Does the DBPR require Florida contractors to carry GL?+
Yes. The Florida Department of Business and Professional Regulation (DBPR) requires certified contractors to maintain general liability insurance as a condition of license activation and renewal. The statutory minimum is typically $300,000 for most certified contractor categories ($100,000 for residential contractors), but the practical minimum (set by GC contracts, project owners, and municipal permitting) is almost always $1M occurrence. Operating with only the statutory minimum closes off most commercial work.
How do hurricane risk and weather seasons affect GL pricing?+
Hurricane season directly affects property insurance pricing more than GL. The GL impact is indirect: weather-related claims for outdoor service operations (landscaping, exterior painting, awning installation), wind-driven debris claims, and post-hurricane repair-fraud loading all show up in trade-specific GL rates. Roofing in particular carries hurricane-driven claim loading because storm-damage rework and post-storm completed-operations claims are routine. Most Florida roofers carry $2M / $4M GL plus an umbrella as a standard floor.
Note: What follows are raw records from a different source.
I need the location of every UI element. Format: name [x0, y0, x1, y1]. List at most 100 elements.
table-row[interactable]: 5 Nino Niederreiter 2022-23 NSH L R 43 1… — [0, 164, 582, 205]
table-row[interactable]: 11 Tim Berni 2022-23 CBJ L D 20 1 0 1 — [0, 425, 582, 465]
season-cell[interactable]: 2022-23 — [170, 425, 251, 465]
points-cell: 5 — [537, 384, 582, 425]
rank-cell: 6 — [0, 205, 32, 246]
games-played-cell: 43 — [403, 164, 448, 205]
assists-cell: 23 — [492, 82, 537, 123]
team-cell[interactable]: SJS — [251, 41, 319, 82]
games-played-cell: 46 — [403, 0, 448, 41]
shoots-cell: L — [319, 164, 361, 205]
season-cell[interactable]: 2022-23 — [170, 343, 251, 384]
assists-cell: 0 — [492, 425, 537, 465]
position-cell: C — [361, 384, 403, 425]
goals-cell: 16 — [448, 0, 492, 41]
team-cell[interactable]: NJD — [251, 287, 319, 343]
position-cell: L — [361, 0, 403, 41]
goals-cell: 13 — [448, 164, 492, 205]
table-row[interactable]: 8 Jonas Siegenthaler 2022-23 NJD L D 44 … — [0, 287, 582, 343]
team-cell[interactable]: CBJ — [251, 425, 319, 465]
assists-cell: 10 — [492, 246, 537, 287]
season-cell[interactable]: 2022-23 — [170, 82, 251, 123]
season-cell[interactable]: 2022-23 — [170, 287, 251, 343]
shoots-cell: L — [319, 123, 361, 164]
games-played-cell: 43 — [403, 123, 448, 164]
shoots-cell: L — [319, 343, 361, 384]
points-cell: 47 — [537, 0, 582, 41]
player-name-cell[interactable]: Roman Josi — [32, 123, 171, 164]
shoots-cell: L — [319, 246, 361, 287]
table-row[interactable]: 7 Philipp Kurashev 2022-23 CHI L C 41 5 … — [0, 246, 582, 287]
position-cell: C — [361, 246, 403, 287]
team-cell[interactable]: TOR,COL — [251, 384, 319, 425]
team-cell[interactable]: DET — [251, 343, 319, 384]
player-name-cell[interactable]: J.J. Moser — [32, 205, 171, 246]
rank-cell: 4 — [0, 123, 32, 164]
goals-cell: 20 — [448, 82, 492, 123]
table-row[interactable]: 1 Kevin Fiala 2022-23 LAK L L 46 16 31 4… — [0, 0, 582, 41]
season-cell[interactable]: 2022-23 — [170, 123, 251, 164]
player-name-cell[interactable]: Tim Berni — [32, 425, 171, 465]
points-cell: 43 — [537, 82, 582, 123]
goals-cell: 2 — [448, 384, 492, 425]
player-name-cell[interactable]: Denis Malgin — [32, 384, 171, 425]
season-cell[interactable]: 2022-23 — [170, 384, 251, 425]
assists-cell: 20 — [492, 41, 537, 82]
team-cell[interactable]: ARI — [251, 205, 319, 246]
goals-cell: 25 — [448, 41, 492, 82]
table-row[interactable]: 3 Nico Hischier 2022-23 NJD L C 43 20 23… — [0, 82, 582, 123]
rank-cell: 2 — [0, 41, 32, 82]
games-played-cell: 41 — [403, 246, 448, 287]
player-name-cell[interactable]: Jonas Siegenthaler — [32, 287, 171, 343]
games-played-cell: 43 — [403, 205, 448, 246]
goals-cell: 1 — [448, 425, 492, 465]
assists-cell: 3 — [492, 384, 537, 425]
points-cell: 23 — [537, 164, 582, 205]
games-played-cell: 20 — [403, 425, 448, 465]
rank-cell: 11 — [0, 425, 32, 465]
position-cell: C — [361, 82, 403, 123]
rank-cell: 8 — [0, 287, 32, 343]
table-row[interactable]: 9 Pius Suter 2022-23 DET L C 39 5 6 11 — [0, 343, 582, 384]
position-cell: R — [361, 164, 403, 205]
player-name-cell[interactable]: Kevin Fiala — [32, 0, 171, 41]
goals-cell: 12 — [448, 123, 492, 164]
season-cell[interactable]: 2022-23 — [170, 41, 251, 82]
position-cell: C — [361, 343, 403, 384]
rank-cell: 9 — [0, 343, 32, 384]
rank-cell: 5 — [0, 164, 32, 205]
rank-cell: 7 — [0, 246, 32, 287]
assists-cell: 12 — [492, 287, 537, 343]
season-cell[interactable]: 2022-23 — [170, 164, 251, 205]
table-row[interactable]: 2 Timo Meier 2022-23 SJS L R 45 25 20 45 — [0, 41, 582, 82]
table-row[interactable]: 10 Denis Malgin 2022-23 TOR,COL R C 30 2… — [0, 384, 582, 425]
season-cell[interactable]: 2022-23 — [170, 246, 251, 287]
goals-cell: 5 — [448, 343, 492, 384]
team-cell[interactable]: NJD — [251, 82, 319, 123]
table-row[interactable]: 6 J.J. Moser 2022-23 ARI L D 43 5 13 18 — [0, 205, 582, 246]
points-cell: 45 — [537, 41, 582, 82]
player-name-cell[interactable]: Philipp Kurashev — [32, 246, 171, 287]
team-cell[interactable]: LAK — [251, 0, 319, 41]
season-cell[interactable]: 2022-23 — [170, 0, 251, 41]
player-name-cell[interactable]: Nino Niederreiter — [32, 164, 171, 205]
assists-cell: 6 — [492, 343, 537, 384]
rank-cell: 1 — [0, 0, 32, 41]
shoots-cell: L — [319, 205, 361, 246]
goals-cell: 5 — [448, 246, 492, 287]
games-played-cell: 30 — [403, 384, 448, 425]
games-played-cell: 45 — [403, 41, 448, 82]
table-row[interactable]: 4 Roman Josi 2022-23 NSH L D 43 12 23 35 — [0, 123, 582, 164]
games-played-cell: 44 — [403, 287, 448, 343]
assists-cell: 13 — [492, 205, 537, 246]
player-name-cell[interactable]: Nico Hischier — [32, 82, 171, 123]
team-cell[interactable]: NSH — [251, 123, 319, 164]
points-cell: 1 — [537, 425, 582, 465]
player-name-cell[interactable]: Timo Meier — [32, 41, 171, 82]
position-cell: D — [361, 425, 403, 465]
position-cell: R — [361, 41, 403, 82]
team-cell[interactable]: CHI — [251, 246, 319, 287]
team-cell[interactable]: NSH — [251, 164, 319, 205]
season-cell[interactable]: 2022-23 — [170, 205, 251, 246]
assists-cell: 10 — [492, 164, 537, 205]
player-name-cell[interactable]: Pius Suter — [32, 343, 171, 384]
How can a Florida operator lower GL premium?+
Five tactics. Verify the class code matches operations precisely. Document operational safety programmes (especially storm-prep protocols for trades). Maintain DBPR license in good standing with no complaints; carriers consistently discount renewals for clean DBPR records. Bundle GL with workers comp where carried. Shop annually across at least three carriers including specialty Florida markets and one national carrier; Florida carrier appetite varies sharply across markets and same-risk pricing can spread 25 to 40 percent.